La semaine des Pyrénées, Le Dauphiné Libéré, Corse Matin… Les médias Français qui ont évoqué ces derniers jours Marie Truchet, vice-présidente du tribunal correctionnel de Nanterre, étaient nombreux. Il faut dire que le décès brutal de cette magistrale de 44 ans, terrassée par une crise cardiaque en pleine audience le 18 octobre dernier, a ému toutes les « robes noires » de France.

Cette crise cardiaque, Dominique Marcilhacy, déléguée et responsable syndicale de l’Union syndicale des magistrats (USM) à Nanterre, l’incombe auprès de l’AFP au « stress permanent à son excès de travail », relate Ouest-France. Le 27 octobre, à Bastia en Corse, ils étaient une cinquantaine de greffiers, magistrats, avocats, bâtonniers et fonctionnaires, à se rassembler pour rendre hommage à Marie Truchet. Un même événement a rassemblé une centaine de personnes dans la salle des pas perdus du palais de justice de Grenoble, le 25 octobre. Même hommage à Tarbes, où une minute de silence a été respectée le 28 octobre, en ouverture de ­l’audience correctionnelle.

Une vague de soutien qui porte aussi tous les attraits d’une vague de contestation. Ce sont les syndicats de la magistrature qui ont appelé à une minute de silence, le mardi 28 octobre dans tous les tribunaux de France et d’Outre-mer. Dans plusieurs tribunaux de l’Hexagone, une lettre a été lue à cette occasion. Une lettre ouverte publiée sur l’Humanité, dans laquelle on peut lire :

« Il y a 7 jours, notre collègue Marie Truchet est morte, en robe, alors qu’elle présidait l’audience de comparution immédiate. Elle n’avait que 44 ans. […] Elle était toujours volontaire et pleine d’idées pour que le tribunal continue de fonctionner malgré toutes ses difficultés. » Après l’hommage rendu à l’écrit à cette femme « forte, humaine et courageuse », de ces « collègues qui rendent les journées plus douces », les syndicats pointent du doigt les défaillances du système de justice français. « Depuis des années, la situation de Nanterre n’a cessé de se dégrader.

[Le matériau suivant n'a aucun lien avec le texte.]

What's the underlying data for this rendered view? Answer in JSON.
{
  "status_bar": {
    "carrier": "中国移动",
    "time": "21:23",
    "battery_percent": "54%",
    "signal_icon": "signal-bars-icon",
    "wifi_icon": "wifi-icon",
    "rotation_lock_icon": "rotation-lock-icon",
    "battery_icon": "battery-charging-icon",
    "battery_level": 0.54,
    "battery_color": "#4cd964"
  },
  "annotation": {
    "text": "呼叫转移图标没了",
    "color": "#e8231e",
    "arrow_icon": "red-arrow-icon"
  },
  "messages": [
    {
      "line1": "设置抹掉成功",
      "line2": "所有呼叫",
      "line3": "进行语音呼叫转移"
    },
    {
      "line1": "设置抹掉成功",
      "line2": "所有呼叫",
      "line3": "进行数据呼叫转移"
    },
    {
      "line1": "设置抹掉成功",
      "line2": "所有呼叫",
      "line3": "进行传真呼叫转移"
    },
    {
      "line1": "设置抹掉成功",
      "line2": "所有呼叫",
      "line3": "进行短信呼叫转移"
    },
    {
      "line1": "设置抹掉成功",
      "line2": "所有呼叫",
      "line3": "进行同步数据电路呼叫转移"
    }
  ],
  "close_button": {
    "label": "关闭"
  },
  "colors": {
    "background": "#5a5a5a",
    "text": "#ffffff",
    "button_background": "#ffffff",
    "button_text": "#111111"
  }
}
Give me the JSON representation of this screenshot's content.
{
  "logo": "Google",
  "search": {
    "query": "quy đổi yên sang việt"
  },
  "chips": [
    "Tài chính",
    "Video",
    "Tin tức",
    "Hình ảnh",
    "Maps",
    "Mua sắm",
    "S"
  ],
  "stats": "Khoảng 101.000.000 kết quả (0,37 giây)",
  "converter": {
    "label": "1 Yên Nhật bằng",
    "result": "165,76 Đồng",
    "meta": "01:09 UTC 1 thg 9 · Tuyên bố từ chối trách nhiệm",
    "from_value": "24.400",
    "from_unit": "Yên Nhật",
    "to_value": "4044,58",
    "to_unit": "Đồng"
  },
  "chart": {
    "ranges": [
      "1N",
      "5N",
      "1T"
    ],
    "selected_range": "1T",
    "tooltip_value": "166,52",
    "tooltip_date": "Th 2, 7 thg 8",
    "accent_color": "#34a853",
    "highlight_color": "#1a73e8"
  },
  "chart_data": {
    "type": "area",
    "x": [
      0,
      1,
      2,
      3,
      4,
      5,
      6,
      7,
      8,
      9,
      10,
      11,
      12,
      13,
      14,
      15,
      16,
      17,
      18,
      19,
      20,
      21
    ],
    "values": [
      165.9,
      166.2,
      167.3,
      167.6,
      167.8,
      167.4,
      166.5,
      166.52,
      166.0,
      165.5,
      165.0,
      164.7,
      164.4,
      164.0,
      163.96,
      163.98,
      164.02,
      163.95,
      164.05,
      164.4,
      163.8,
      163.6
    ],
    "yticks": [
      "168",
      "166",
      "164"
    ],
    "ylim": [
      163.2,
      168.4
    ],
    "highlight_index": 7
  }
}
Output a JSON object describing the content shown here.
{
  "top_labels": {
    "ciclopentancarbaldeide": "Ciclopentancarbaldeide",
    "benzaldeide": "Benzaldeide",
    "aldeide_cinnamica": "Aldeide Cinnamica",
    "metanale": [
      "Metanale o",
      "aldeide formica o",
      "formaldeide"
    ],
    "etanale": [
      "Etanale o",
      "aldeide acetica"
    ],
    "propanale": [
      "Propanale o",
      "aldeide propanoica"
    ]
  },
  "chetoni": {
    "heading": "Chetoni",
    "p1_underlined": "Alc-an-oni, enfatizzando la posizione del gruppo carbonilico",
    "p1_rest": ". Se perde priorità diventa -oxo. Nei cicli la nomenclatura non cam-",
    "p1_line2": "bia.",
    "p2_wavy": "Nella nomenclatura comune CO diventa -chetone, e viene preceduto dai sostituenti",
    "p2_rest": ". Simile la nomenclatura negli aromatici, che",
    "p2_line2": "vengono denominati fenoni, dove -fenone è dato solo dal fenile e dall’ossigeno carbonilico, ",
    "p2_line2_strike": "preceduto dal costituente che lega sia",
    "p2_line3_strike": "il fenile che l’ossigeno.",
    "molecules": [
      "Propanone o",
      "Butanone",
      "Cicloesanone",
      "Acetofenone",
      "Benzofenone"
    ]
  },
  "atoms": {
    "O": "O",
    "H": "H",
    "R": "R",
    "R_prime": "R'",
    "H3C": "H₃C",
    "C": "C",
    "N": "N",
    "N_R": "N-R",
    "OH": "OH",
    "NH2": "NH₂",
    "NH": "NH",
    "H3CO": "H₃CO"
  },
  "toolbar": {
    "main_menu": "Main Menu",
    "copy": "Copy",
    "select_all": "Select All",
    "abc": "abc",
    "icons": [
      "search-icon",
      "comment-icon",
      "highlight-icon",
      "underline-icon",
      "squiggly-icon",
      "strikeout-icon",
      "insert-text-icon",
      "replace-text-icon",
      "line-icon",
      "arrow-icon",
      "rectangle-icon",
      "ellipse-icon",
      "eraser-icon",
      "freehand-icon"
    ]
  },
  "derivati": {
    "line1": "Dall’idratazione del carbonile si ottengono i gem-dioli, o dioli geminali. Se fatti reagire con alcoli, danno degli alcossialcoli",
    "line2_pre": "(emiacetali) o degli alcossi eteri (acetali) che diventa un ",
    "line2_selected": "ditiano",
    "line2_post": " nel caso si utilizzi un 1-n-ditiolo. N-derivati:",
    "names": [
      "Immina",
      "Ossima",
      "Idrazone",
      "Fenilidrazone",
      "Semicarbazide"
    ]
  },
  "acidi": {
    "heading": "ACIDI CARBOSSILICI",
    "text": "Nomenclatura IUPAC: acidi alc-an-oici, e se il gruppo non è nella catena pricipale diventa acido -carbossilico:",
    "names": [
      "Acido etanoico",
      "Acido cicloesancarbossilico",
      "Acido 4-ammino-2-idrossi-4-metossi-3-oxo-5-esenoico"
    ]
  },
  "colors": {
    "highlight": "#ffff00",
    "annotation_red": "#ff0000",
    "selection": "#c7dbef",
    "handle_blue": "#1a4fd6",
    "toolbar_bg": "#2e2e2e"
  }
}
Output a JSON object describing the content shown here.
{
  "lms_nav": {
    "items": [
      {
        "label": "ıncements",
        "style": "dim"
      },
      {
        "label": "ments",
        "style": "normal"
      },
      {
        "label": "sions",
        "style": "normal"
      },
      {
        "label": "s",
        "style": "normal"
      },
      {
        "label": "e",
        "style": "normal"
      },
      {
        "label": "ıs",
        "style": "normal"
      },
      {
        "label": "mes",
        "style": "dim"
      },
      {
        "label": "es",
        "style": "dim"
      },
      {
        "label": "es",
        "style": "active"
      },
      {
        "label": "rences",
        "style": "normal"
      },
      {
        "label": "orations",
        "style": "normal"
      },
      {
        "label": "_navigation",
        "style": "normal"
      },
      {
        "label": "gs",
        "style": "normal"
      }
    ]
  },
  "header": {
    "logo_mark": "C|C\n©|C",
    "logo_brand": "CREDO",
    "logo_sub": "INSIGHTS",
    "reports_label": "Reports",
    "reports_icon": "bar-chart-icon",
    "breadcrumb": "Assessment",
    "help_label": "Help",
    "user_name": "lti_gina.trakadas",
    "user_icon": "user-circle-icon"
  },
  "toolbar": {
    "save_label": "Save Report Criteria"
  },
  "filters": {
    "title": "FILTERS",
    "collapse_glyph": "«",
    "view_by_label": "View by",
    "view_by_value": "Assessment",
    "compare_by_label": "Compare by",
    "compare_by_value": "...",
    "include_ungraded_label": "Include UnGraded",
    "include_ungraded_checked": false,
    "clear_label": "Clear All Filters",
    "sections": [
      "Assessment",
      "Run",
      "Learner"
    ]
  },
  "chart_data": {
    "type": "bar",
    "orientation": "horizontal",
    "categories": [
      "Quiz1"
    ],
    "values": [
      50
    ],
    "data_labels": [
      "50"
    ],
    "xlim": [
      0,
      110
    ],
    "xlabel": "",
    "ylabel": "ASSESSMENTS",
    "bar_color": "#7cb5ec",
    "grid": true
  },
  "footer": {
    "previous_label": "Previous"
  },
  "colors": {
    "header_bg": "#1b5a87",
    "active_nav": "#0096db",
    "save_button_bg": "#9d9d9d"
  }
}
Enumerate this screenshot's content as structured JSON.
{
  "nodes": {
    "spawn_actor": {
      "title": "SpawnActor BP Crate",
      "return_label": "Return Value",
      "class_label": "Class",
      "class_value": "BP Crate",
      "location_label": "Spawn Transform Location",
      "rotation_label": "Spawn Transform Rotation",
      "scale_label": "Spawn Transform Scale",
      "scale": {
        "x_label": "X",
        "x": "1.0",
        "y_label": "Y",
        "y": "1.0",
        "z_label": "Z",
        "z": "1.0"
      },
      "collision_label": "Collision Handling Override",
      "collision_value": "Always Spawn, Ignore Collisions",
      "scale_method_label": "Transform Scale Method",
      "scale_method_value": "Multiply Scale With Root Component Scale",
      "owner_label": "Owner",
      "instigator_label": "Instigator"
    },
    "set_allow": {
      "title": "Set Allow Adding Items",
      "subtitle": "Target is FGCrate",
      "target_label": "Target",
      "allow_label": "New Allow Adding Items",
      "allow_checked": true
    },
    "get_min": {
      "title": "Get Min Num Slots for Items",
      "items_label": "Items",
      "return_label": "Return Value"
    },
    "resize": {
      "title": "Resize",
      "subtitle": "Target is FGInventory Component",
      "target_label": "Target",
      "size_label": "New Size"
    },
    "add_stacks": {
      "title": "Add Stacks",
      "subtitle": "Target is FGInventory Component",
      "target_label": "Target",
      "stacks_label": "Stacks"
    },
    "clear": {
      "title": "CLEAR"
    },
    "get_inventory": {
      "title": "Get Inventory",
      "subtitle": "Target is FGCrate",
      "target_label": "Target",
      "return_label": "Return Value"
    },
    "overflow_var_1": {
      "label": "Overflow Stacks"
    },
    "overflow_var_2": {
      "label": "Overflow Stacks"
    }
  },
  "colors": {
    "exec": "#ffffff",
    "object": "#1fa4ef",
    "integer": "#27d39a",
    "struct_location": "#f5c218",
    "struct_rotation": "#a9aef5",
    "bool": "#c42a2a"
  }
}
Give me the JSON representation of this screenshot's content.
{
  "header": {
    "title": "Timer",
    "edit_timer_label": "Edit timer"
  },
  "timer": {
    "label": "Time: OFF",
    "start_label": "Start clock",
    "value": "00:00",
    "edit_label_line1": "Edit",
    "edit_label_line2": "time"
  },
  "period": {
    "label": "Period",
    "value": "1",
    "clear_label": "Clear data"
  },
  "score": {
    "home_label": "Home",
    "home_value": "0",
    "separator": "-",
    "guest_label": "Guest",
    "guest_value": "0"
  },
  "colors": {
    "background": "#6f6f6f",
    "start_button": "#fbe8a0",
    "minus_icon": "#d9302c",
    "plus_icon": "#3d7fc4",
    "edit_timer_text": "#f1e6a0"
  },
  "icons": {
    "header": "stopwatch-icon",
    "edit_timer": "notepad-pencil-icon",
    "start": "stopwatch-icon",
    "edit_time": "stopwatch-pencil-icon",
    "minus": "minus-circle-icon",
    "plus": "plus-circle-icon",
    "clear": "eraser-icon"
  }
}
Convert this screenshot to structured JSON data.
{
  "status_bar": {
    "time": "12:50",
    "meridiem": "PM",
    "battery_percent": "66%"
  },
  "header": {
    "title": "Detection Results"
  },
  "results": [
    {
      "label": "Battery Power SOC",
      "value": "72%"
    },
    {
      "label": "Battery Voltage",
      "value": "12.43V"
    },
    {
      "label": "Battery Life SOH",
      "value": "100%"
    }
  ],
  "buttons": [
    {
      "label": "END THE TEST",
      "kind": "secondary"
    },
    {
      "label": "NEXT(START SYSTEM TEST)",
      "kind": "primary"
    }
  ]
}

Les départs non remplacés se sont multipliés mais le tribunal judiciaire n’a jamais cessé de faire face, malgré des moyens toujours plus faibles. Et Marie a fait face. »

Une lettre ouverte qui n’est pas sans rappeler la tribune publiée dans Le Monde en mai 2022, signée par 3 000 magistrats (soit près des deux tiers d’entre eux) et une centaine de greffiers. À l’époque, on pouvait déjà lire : « Nous ne voulons plus d’une justice qui n’écoute pas, qui raisonne uniquement en chiffres, qui chronomètre et comptabilise tout». […] « Nous comprenons que les personnes n’aient plus confiance en la justice que nous rendons, car nous sommes finalement confrontés à un dilemme intenable : juger vite mais mal ou juger bien mais dans des délais inacceptables. » À l’origine de cette lettre, là aussi un décès, celui de Charlotte Guichard, 29 ans, jeune magistrate au tribunal judiciaire de Béthune, dans le Pas-de-Calais. Elle s’est donné la mort le 23 août 2022.

La mort de Marie Truchet sur son lieu de travail, même si elle est « accidentelle », « vient cruellement nous rappeler combien notre justice est à bout de souffle », s’est désolée la bâtonnière des Hauts-de-Seine, Isabelle Clanet Dit Lamanit, mardi dernier. La dernière lettre ouverte, elle, interpelle les employés de la Justice française et interroge : « Le décès de Marie doit nous interpeller. Allons-nous continuer à sacrifier certains d’entre nous sur l’autel de la productivité judiciaire ? Allons-nous continuer à accepter des conditions de travail aussi dégradées qui nuisent non seulement à la qualité de notre travail mais menacent aussi directement notre santé ? »

D’après France Inter et les calculs des présidents de tribunaux judiciaires, au début de l’année 2022, il manquait quelque 1 500 juges en France. Il faudrait un accroissement de 35 % des effectifs des juges pour pouvoir absorber la charge de travail que représente à elles seules les urgences.